He watched a session of protection a couple weeks ago and started barking, the helper laid down on the ground after the session was over and cracked the whip, just to see the dogs reaction. Same barking. The dog was far enough away so the helper was no threat at all.
The dog is now biting a sleeve in a tug game with the helper so making small positive steps, we see his confidence level growing weekly, but he probably won't ever be trialed. 
He carried the sleeve to the truck very proudly! It was a nice sight to see.


----------



## Mrs.K (Jul 14, 2009)

ps: I wanted to edit my post but couldn't get into it anymore. 

So here ya go:

Build him up outside the training-hours and than ask other handlers if they would join you one by one so he can get used to the atmosphere. That is what I would do but that's just me. If your dog can actually handle the atmosphere he might not be as nervous and anxious as you think he is


----------



## trish07 (Mar 5, 2010)

Mrs.K said:


> Just to give you some advise on a good helper.
> 
> Do not let anyone degrade your dog. Depending on how old your dog is, it may take some time to get him into Schutzhund. A good helper won't just write your dog off. A Schutzhund place is very loud, very noisy, there is shooting, snapping, barking, rambling, yelling and whatnot. Don't feel bad if your dog is impressed by it. Don't think badly about your dog if he is impressed by the atmosphere.
> Some dogs need a little bit of time to adjust to the situation but that doesn't mean anything, it depends on how fast your dog recovers from it.
> ...


Wow! Thanx a lot! A lot of good comments inhere.

First, we have noticed that Phenix REALLY love to thug. His bite is powerfull and he is tugging well and for a long time (don't know if I can say that lol). Also, if I say "Off", immediately, he stops. He doesn't get into this high level of excitation, he still very concentrated.

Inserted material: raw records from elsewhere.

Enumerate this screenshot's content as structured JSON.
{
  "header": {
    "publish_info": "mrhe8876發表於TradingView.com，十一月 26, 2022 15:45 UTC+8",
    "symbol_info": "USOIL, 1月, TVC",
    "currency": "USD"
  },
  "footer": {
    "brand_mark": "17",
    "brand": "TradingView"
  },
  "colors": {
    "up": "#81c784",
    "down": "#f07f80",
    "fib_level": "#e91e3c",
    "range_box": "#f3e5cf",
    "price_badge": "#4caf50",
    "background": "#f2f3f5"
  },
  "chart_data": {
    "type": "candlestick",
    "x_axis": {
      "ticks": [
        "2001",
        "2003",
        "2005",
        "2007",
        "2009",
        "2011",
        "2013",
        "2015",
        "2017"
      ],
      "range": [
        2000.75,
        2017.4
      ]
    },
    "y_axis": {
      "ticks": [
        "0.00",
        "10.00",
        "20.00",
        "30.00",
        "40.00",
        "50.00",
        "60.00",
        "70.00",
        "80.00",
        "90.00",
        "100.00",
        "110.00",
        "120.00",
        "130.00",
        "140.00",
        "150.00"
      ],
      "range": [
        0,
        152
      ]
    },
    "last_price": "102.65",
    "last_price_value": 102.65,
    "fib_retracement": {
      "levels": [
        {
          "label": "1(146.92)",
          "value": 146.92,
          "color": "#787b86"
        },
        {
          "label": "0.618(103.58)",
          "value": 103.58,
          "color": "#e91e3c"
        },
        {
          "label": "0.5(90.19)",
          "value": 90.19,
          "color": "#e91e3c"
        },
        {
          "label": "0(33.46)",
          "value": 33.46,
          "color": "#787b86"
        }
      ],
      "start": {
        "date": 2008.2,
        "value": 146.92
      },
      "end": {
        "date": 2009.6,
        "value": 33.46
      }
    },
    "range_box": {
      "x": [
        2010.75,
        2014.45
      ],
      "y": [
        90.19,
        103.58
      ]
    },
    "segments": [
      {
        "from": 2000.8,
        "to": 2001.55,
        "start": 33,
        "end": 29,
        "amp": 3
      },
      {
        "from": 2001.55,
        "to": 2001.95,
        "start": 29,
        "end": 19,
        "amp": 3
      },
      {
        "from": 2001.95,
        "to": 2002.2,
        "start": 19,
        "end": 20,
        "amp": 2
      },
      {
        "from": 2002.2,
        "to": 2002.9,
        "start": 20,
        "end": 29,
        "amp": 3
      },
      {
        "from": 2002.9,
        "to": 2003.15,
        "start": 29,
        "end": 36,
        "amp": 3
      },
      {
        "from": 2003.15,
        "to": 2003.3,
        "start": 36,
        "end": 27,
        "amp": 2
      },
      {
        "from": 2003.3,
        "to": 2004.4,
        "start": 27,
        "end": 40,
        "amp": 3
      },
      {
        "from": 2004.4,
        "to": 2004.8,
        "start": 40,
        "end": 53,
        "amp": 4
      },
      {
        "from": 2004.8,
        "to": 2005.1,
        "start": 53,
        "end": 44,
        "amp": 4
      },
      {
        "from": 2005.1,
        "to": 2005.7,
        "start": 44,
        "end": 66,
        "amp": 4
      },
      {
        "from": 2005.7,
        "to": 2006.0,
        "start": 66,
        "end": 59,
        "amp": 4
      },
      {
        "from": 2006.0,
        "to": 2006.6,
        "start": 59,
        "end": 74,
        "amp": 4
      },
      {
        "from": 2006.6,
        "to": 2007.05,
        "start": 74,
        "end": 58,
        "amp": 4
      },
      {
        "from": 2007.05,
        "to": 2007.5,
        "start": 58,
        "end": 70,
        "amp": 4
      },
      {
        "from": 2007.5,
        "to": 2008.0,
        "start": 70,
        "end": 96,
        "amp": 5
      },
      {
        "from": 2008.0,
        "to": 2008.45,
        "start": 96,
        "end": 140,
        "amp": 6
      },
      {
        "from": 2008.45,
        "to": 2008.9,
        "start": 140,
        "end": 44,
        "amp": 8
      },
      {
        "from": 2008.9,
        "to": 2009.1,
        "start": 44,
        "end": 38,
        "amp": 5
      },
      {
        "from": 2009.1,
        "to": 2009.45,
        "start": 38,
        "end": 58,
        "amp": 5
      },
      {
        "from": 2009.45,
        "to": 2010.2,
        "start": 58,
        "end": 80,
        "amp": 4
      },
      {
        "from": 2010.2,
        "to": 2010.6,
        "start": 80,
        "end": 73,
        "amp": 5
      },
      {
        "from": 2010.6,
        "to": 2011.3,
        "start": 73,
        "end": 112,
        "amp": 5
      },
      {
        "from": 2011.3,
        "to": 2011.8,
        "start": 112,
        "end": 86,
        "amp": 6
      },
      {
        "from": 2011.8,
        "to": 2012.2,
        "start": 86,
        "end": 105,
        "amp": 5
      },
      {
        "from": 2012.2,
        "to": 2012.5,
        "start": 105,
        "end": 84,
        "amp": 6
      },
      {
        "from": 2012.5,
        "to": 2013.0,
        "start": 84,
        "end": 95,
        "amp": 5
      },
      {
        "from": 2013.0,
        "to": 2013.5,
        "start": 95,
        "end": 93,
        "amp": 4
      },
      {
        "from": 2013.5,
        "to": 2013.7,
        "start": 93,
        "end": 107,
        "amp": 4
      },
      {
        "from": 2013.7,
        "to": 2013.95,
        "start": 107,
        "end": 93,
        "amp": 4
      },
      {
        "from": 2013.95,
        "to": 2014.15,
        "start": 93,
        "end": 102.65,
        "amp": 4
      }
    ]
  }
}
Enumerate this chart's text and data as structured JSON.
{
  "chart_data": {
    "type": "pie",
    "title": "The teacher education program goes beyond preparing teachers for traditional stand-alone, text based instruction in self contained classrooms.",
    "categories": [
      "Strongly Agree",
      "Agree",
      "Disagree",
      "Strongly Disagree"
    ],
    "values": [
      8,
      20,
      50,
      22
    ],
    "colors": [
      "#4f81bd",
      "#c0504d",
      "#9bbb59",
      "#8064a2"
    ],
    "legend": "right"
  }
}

We, last winter, ran with Phenix in a huge field: each time I ran away, he came to me, hurt me in the legs or tried to "gently" bite my arm (not arsh or agressive, it was play). We NEVER teached him how to, he just do it. I don't know if it's a sign to be a good candidate.

I would love to do a lot of obedience with him before, and maybe some agility (but he pounds 95lbs, we've been told it was a little too much for agility) because he loves to jump, run, turn etc. (unsured about the tunel lol).

I don't want to "scrap" all the work we've done with him....I don't want him to get efraid by a bad helper you know....I, also, think the dog/owner shouldn't be degraded. I will never let someone degrades my dog.


----------